Apesar disso, o assunto é alvo de questionamentos, como tem sido desde que o programa entrou em cena, há cinco anos. Na avaliação do economista Darcy Carvalho dos Santos, que foi auditor fiscal do Estado e acompanha a evolução das finanças públicas, a adesão, de fato, é a saída para acabar com o temor do governo diante da possível queda da liminar e do risco de uma hecatombe nas contas. A dúvida é o que vai acontecer nove anos depois.
— Se não aderir, o governo vai ter de quitar o valor em atraso da dívida. E é muito dinheiro. A questão é que, ao final do regime, precisará voltar a pagar o valor integral. Calculo que as parcelas podem chegar perto de R$ 600 milhões por mês. Ainda que as receitas venham crescendo e que as despesas com pessoal, desde as reformas, tenham parado de subir, é difícil prever como será a realidade no futuro. A receita terá de seguir crescendo para suportar isso e os gastos terão de ficar sob rigoroso controle — pondera Santos.
Relator da comissão especial criada na Assembleia para debater o tema, o deputado estadual Carlos Búrigo (MDB), que integrou a gestão Sartori, só vê benefícios na adesão.

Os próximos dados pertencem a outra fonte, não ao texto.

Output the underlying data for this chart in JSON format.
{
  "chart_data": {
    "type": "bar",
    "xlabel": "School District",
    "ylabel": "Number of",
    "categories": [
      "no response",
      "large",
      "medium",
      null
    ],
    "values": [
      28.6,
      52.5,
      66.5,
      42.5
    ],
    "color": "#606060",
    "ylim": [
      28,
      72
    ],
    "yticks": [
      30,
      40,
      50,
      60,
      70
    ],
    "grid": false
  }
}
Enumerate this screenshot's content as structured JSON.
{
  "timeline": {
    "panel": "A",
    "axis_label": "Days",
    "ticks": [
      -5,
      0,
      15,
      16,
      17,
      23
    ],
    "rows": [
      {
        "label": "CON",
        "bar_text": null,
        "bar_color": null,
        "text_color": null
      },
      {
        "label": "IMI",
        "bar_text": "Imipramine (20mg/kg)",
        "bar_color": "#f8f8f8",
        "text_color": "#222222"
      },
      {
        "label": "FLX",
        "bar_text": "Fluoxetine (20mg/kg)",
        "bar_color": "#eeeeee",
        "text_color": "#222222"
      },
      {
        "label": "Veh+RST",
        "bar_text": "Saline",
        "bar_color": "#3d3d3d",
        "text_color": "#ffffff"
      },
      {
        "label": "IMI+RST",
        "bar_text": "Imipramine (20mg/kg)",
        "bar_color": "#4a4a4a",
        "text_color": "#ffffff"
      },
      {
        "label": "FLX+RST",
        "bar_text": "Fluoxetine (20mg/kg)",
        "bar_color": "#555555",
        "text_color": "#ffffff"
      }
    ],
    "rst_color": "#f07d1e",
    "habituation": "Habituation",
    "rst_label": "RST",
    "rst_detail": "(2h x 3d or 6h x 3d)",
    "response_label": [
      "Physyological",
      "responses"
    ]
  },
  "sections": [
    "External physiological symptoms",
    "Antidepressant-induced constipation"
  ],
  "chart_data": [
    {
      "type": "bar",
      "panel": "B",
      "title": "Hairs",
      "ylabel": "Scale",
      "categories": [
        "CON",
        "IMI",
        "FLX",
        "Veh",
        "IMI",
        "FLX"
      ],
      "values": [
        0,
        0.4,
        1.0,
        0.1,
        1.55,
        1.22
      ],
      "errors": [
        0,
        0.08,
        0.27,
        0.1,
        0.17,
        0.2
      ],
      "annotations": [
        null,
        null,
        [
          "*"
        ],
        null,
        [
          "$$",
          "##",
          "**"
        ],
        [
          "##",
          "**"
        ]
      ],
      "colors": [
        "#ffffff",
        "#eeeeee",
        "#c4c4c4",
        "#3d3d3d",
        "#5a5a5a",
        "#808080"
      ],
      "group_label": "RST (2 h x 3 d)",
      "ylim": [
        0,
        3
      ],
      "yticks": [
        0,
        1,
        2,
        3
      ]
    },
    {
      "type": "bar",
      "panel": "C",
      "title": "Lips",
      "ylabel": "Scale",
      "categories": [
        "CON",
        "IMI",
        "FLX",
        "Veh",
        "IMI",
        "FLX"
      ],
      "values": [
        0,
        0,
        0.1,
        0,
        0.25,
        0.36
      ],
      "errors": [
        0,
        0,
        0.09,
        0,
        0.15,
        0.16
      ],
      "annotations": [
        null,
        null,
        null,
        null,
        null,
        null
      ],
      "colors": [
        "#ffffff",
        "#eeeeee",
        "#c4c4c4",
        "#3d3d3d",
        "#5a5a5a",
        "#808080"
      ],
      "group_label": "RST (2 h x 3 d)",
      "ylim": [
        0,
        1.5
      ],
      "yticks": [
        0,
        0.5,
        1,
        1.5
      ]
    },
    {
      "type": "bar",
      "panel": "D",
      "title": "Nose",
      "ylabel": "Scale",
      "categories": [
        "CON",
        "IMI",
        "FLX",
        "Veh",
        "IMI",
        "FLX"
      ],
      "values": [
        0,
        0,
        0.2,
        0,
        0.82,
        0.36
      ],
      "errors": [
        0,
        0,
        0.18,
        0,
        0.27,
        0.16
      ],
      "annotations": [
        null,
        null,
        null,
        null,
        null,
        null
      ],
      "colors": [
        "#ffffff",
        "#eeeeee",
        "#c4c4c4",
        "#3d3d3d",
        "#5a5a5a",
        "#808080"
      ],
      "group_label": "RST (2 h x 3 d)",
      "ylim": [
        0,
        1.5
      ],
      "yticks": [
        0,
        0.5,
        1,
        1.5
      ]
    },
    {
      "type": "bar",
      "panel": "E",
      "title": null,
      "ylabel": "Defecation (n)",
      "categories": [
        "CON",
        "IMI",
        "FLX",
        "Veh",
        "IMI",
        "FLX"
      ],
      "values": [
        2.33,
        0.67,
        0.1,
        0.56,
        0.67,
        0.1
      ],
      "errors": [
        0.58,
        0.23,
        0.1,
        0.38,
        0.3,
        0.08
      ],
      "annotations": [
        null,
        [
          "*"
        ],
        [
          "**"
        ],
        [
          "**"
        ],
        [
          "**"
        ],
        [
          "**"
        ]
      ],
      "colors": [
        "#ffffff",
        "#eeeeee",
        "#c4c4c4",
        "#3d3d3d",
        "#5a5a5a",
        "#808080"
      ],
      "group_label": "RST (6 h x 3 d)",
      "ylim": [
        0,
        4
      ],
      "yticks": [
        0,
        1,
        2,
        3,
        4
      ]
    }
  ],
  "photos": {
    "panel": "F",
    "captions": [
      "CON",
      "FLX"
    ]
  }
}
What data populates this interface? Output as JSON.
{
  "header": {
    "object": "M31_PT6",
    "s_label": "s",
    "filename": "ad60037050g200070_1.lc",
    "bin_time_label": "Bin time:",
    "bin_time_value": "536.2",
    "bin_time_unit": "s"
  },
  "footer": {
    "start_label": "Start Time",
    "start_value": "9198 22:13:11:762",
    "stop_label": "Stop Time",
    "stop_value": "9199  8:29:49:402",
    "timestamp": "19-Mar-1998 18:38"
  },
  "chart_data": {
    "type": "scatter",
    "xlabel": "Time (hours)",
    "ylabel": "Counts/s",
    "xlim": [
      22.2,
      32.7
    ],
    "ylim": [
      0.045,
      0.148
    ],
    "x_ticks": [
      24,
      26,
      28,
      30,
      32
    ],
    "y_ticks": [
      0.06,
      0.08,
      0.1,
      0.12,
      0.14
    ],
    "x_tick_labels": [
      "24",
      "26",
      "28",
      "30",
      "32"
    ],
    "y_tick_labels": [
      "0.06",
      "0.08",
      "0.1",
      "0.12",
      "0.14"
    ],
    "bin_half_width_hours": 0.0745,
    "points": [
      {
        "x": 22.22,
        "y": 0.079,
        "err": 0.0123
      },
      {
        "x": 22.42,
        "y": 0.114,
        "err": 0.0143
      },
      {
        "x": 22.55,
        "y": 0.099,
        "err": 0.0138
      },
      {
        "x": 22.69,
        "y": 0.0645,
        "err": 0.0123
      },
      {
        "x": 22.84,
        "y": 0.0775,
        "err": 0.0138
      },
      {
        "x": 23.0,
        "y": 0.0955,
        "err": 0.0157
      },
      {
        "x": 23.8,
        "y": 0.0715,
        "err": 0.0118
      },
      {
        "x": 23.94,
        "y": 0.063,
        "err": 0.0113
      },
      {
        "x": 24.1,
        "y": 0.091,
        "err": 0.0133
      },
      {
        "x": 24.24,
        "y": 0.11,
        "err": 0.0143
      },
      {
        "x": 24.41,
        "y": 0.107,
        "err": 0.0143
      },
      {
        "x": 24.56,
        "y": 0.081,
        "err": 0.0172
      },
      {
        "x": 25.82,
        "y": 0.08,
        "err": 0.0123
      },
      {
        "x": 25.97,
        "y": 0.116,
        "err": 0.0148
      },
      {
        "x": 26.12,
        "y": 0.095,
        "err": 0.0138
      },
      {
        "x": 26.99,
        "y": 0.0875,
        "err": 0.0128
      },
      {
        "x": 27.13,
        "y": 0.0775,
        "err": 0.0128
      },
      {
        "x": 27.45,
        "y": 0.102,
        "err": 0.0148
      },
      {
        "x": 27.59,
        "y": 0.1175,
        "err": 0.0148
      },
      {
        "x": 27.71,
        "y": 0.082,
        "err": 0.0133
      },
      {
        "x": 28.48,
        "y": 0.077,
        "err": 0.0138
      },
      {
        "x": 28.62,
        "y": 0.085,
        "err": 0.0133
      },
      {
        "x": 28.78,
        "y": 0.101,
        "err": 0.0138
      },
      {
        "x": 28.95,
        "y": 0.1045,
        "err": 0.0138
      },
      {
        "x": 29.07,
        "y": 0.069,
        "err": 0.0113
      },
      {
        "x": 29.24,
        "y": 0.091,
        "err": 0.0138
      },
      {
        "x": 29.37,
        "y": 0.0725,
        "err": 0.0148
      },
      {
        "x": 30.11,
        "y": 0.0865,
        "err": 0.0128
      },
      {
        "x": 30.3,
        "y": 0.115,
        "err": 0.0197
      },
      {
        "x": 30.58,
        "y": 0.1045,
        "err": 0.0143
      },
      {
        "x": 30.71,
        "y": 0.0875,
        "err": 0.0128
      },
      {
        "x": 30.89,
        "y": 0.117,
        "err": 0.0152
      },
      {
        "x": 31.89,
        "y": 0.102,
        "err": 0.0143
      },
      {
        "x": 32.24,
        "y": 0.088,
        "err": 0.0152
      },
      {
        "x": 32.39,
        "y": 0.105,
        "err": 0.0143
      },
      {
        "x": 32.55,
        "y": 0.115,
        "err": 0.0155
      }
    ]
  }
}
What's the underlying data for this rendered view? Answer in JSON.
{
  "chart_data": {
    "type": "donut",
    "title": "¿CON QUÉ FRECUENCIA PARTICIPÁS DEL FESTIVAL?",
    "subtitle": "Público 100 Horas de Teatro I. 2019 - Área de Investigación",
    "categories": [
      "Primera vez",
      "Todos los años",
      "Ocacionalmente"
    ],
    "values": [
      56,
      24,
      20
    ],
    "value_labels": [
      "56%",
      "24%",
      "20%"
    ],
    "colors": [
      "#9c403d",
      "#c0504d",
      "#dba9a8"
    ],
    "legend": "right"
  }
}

— É a solução que temos para o problema da dívida e virá acompanhada de uma série de medidas de responsabilidade fiscal, tanto pelo lado da receita quanto das despesas. Temos de cortar na carne para lá na frente termos um Estado em melhores condições — defende Búrigo.
O entendimento está longe de ser unânime. Presidente da comissão especial sobre a crise das finanças e reforma tributária do Legislativo, o deputado estadual Luiz Fernando Mainardi (PT) vê a adesão como um erro. Para ele, além de não resolver a questão da dívida, a medida engessará futuros governos.
— Apenas um Estado aderiu ao regime até agora, o Rio de Janeiro, e ele não cumpre e nem teria como cumprir as regras, porque são absurdas. Aqui vai ser a mesma coisa, e Leite vai comprometer os próximos dois governos. Vai transformar o Rio Grande em um cumpridor de ordens, um capataz, do governo federal. Podemos superar essa crise, mas o caminho é outro. Passa por questionar a dívida, que já foi paga em 2013 — afirma Mainardi.